Pour atténuer les alimens solides & les diviser en-plusieurs particules, il faut les mordre. Voyez Mordre.

L’action de mordre consiste à écarter la mâchoire inférieure, & à la presser ensuite fortement contre la mâchoire supérieure, afin que les alimens solides puissent être coupés par les huit dents incisives des deux mâchoires entre lesquels ils sont pris.

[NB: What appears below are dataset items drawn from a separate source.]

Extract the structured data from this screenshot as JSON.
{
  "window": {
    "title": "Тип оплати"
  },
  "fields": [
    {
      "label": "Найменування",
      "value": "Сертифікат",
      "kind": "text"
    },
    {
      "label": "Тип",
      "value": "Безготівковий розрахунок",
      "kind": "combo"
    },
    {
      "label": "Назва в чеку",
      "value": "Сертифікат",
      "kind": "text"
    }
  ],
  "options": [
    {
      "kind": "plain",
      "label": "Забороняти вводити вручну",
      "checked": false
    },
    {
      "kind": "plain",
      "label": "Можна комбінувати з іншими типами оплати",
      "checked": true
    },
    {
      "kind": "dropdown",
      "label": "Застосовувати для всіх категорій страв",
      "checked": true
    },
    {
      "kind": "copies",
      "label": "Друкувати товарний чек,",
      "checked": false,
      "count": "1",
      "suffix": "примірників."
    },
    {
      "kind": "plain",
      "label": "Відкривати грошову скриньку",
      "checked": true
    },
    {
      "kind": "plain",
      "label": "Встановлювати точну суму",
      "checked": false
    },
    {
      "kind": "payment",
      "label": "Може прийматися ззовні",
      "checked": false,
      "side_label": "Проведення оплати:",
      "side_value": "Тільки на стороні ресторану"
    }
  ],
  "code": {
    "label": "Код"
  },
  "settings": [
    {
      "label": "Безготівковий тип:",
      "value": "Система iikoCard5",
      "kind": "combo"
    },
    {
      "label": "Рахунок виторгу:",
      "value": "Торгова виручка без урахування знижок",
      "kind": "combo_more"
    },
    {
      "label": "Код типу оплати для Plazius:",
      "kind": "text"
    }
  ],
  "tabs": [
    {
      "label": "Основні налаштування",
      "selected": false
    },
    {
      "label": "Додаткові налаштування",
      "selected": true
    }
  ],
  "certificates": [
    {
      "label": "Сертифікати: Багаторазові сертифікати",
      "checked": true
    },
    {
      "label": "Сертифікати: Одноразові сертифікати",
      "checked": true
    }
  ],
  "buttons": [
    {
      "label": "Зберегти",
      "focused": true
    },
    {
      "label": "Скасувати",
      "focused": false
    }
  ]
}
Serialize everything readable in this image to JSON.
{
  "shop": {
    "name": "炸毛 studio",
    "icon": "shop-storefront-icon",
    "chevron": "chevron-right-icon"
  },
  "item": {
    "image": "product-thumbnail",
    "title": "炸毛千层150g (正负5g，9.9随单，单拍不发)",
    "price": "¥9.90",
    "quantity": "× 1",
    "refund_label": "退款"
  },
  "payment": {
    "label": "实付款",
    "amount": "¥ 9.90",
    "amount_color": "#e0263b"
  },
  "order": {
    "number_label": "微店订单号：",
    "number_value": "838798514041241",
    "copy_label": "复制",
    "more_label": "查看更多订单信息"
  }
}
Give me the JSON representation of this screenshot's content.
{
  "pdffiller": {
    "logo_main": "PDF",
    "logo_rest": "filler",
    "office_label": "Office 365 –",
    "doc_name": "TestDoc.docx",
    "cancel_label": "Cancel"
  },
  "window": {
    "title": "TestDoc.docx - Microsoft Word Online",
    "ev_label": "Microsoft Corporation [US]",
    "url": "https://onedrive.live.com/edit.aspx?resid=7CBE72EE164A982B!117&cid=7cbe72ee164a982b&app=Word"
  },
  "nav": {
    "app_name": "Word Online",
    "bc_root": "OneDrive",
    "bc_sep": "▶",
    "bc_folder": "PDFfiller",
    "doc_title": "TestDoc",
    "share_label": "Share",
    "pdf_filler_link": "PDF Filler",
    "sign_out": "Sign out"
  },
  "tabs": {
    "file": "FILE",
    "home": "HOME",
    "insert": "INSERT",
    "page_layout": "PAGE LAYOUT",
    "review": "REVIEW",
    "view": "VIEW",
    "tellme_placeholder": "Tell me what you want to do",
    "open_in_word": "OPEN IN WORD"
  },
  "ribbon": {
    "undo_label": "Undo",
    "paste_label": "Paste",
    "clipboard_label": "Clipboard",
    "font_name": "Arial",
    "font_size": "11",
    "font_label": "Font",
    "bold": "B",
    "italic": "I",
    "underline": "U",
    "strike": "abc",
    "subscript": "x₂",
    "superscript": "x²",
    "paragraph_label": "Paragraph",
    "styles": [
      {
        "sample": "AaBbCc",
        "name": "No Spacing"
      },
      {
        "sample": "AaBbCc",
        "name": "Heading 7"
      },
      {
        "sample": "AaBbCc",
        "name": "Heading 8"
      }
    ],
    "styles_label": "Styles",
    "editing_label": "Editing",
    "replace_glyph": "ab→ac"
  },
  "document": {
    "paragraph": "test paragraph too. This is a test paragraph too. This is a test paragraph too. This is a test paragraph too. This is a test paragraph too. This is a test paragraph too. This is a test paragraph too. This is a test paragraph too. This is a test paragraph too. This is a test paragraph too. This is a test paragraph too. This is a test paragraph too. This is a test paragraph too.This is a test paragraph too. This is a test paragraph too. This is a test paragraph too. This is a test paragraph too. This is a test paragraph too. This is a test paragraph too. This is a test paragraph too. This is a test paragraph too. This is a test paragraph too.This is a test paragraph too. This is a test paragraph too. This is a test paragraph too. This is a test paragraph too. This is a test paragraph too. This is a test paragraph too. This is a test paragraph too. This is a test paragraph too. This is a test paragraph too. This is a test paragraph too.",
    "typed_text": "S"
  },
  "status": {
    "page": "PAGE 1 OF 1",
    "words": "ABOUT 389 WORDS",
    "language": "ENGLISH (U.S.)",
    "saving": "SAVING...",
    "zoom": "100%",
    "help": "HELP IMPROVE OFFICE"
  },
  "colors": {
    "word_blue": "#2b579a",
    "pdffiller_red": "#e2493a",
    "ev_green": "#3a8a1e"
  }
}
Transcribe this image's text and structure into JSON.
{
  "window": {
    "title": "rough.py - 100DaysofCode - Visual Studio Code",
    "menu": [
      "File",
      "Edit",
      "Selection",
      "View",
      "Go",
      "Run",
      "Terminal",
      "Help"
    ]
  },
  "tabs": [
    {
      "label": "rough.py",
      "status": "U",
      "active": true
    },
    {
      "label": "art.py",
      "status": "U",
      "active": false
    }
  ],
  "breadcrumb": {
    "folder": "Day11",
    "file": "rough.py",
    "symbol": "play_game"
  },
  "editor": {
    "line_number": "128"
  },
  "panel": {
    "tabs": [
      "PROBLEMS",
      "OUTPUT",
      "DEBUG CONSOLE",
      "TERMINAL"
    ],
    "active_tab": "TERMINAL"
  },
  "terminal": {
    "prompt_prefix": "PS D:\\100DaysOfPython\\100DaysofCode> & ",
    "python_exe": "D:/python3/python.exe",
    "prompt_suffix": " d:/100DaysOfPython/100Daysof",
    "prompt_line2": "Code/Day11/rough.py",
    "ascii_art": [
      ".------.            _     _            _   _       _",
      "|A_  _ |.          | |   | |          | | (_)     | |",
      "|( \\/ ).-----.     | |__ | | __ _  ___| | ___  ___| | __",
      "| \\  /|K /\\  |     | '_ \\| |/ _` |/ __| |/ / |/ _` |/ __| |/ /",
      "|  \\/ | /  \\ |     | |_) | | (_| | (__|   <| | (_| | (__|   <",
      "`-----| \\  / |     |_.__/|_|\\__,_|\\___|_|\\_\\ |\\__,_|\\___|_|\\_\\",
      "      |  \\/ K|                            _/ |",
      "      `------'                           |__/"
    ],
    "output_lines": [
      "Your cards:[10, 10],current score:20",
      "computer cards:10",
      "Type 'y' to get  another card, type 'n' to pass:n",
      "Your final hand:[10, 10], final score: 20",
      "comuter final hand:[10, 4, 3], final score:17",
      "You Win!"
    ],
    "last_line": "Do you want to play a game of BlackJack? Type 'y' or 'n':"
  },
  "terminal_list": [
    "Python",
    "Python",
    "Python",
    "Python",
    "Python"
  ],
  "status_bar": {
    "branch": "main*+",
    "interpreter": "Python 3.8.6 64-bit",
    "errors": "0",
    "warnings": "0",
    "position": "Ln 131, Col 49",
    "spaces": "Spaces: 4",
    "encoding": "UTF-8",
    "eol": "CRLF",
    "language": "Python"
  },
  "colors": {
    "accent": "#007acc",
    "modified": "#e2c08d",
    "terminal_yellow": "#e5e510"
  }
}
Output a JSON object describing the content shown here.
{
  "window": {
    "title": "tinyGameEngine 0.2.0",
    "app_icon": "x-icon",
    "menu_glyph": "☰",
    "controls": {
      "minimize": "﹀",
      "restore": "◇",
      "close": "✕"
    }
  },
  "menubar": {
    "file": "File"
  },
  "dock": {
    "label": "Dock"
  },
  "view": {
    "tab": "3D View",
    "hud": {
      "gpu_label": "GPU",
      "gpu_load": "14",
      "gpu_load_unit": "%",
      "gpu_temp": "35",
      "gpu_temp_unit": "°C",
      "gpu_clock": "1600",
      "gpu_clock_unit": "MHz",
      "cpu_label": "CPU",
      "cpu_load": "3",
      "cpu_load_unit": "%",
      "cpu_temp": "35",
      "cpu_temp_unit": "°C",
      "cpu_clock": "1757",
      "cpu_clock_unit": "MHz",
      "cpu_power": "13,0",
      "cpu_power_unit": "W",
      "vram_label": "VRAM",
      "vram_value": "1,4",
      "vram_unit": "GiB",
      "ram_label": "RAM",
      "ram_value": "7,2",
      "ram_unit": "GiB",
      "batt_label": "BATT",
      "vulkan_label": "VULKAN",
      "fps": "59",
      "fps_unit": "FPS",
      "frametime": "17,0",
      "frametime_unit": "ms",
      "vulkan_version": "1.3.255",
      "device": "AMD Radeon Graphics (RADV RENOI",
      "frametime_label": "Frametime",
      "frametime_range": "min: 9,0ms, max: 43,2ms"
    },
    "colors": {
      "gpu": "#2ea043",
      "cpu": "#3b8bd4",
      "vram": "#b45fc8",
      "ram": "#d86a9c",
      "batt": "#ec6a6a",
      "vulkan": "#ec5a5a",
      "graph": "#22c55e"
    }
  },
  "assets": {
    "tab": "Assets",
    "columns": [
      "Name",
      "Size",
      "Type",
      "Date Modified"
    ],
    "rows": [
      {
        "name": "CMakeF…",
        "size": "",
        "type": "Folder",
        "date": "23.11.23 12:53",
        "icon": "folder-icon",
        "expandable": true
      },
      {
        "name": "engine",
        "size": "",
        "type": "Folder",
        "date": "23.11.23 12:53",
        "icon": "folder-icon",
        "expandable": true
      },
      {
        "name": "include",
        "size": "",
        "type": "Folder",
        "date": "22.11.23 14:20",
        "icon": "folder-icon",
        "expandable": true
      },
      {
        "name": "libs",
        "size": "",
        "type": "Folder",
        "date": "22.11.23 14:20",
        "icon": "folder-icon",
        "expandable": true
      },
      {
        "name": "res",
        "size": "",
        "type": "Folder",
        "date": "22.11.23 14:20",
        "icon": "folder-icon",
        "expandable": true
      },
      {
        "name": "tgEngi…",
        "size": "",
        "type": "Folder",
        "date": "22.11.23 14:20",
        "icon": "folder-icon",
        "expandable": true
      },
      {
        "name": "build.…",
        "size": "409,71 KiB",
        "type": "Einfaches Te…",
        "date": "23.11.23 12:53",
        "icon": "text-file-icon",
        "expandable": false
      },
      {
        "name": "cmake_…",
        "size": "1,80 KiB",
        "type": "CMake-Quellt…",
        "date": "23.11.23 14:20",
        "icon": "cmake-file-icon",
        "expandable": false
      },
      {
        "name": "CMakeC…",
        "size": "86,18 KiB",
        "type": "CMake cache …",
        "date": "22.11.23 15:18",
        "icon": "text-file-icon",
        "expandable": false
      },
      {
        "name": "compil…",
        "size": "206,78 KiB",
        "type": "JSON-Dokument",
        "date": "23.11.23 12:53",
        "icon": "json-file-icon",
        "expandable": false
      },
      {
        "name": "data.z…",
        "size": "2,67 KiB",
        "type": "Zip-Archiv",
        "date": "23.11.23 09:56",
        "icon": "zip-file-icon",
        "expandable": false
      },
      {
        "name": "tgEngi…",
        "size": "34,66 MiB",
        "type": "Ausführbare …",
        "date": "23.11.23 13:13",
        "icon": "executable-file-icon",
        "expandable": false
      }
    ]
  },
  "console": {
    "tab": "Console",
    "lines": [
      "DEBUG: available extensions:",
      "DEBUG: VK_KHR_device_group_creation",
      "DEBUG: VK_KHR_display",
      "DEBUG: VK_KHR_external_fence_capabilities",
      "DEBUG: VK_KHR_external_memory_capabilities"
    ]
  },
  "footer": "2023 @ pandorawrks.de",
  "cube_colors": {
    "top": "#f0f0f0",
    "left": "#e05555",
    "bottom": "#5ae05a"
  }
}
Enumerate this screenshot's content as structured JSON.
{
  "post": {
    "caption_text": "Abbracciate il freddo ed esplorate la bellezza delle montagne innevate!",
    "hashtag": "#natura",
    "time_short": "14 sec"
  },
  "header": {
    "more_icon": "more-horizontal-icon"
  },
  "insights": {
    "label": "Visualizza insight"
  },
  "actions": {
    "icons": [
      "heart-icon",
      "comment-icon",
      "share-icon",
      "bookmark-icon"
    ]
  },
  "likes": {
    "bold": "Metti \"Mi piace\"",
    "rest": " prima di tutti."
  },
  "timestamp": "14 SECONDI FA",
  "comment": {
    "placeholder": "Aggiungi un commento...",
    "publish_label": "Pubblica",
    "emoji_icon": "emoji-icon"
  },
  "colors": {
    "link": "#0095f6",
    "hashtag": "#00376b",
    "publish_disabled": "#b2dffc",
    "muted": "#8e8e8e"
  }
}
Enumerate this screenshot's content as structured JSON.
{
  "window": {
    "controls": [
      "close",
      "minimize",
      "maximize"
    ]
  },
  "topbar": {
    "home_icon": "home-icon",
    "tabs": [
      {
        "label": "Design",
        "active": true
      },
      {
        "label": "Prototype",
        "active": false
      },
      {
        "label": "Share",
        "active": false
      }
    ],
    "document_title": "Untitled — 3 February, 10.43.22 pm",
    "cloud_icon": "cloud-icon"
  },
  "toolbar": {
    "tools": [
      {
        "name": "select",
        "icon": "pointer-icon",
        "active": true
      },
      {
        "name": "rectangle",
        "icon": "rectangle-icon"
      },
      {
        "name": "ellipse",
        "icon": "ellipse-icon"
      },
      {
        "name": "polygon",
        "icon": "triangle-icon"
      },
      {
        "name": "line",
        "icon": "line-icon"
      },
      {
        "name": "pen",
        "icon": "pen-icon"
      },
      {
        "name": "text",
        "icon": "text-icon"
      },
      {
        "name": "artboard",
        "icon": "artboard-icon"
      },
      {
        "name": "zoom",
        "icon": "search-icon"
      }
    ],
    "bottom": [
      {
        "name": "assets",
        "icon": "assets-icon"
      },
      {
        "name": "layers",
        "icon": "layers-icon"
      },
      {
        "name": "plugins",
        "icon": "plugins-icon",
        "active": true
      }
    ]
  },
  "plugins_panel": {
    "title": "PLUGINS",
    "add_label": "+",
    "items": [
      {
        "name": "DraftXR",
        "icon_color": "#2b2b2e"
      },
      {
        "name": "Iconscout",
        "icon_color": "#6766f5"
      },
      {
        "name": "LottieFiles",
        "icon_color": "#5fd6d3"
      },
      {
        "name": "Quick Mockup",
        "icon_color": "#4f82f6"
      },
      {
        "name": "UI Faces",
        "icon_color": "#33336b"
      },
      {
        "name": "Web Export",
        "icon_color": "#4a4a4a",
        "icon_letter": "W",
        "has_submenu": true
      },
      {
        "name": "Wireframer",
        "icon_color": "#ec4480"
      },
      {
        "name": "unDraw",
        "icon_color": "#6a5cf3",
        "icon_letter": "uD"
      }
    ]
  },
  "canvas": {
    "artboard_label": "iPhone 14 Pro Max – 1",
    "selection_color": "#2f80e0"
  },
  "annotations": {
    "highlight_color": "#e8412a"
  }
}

Les alimens mordus & divisés sont réservés entre les surfaces larges & pierreuses des dents molaires pour y recevoir l’action du broyement. Ce resserrement se fait 1° par la contraction principalement du muscle buccinateur, qui applique les joues aux dents molaires & à leur siege externe, par l’action de l’orbiculaire des levres dont l’usage est de rider, retrécir, fermer la bouche ; par l’action du zigomatique qui tirant les levres obliquement en-haut, presse fortement la partie supérieure de la joue voisine du buccinateur contre les gencives des dents molaires supérieures & contre ces dents mêmes ; par l’action du releveur commun des levres qui les tirant en-haut, les applique ainsi qu’une partie des joues aux dents & aux gencives qui sont en cet endroit ; par l’action des deux releveurs propres de la levre supérieure qui agissant ensemble, resserrent ladite levre contre les gencives & contre les dents antérieures supérieures, quand la bouche est fermée par son sphincter ; par l’action de l’abaisseur & du releveur propre des deux levres ; enfin par l’action du peaucier qui meut & ride les tégumens, & qui applique les joues & les muscles placés sous lui aux mâchoires & aux dents molaires.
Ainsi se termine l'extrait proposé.